# Dorsomorphin (Compound C) br for this purpose Learning proce

2010) for this purpose. Learning process usually starts by running K2 algorithm for finding an improved solution. If optimum net-work structure is obtained in a period of time, the process is stopped or returned; otherwise; one of the other methods (BB, IP or DP) are applied depending on the number of variables.

3.2. Predictive models

Decision tree is a supervised model and a useful, understand-able and simple method for classification. Its inputs and outputs are labeled training data and an organized sequential tree struc-ture, respectively. One of its basic advantages can be stated as decomposition of complex problems into smaller and simpler problems. Classification process consists of labeling the input instances by a traversing from the root Dorsomorphin (Compound C) to the leaf nodes with respect to the fact that the leaf nodes are class labels. There are two issues involved in building decision tree: (1) growing the tree as long as training set instances are accurately classified. (2) Pruning until the unnecessary nodes are eliminated in order to improve the overall accuracy (Zheng et al., 2014; Buyse, 2006; Jaakkola and Meila, 2010). C4.5 is a kind of decision tree which can be used for both discrete and continuous data. Hence, we benefited from this method for our classification task.

3.2.2. K- nearest neighbor classifier

This method is a well-known instance-based method. The label class of a new instance is predicted using the majority of k nearest neighbors labels which belong to training instances based on a cer-tain distance measure.

K-NN involves two important issues: (1) the number of neigh-bors (k), (2) distance measure (d). If the number of neighbors is low, the outlier examples may affect the results, while large num-ber of neighbors may face the interference of unrelated data (Zheng et al., 2014; Buyse, 2006; Clark and Niblett, 1989; Purwar and Singh, 2015; Cortes and Vapnik, 1995) .In this study, the opti-mal number of neighbors can be obtained using cross validation procedure.
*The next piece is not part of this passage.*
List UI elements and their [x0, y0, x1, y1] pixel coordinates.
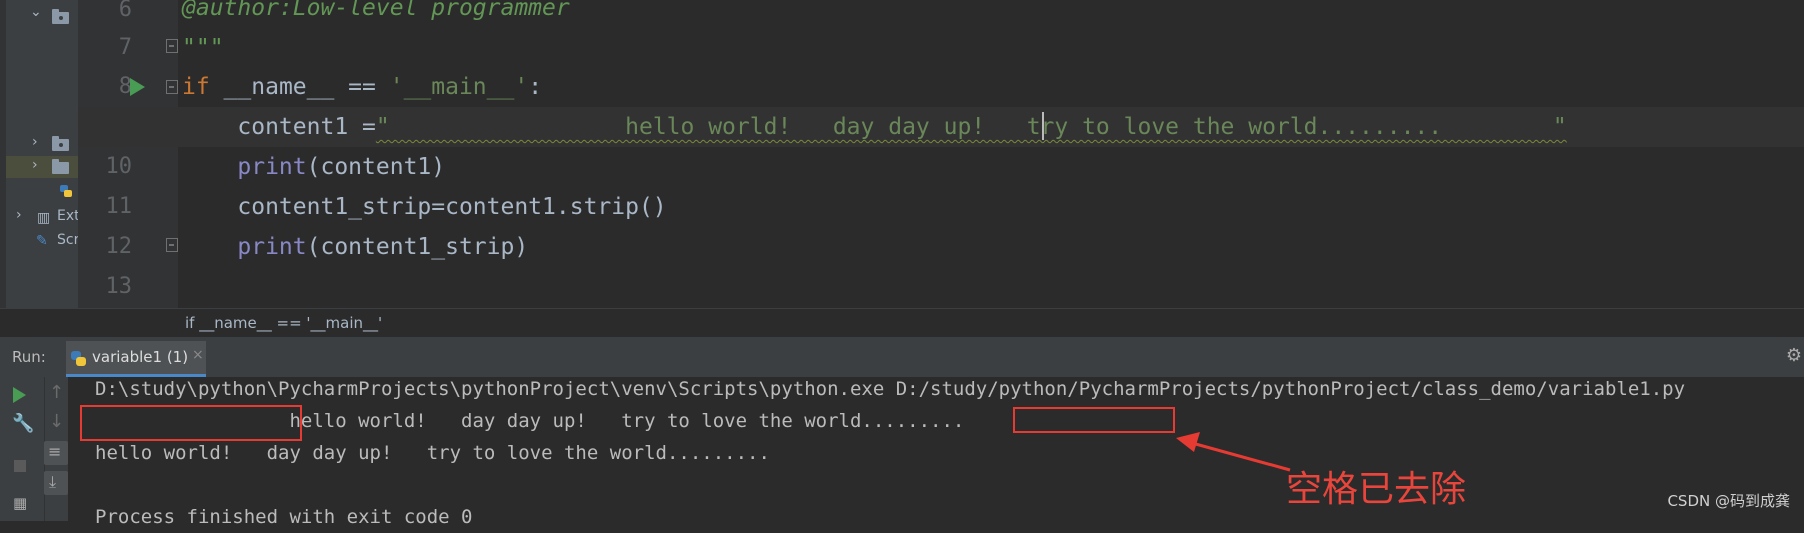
watermark: CSDN @码到成龚: [1667, 492, 1790, 510]
annotation-arrow: [1176, 432, 1291, 472]
annotation-text: 空格已去除: [1286, 469, 1467, 510]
Support vector machine (Cortes and Vapnik, 1995) is a kernel-based method that is also widely used for classification. If the training set is linear separable, SVM makes hyper planes with max-imum margin; otherwise, it is mapped to other space with greater dimension to be linearly separable (Vidyasagar, 2017). Though SVM particularly works for dataset containing two classes and its basic idea is finding the optimal discrimination between two classes, there are also ways to be extend it for multi-class datasets, i.e. one-against-all (OAA) and one-against-one (OAO). OAA approach requires k separators for k-class classification such that every separator is used to separate one class from all other classes. While OAO approach creates binary vector machines for each pos-sible combination of classes (a binary vector machine per possible combination of classes). OAA algorithm is generally considered a k (k 1)/2 binary vector machine (Choi and Jiang, 2010).

4. Proposed approach

As stated before, Bayesian network is a strong model for repre-senting conditional dependencies between variable, but this model lacks generalization to continuous variables due to the necessity of prior knowledge for the conditional densities. Due to this reason, Bayesian network is proper for imputing missing values when data is of finite domain variables. On the other hand, tensor factoriza-tion estimates missing features with the linear combination of others (not necessarily continuous or discrete) and therefore the estimated value is usually precise. However, constructing tensors in the presence of large amount of missing values is erroneous. Therefore, for better value estimation, in the proposed approach the categorical values are firstly estimated using Bayesian network and then the partially completed dataset is fed to the tensor factor-ization approach for imputing continuous missing values.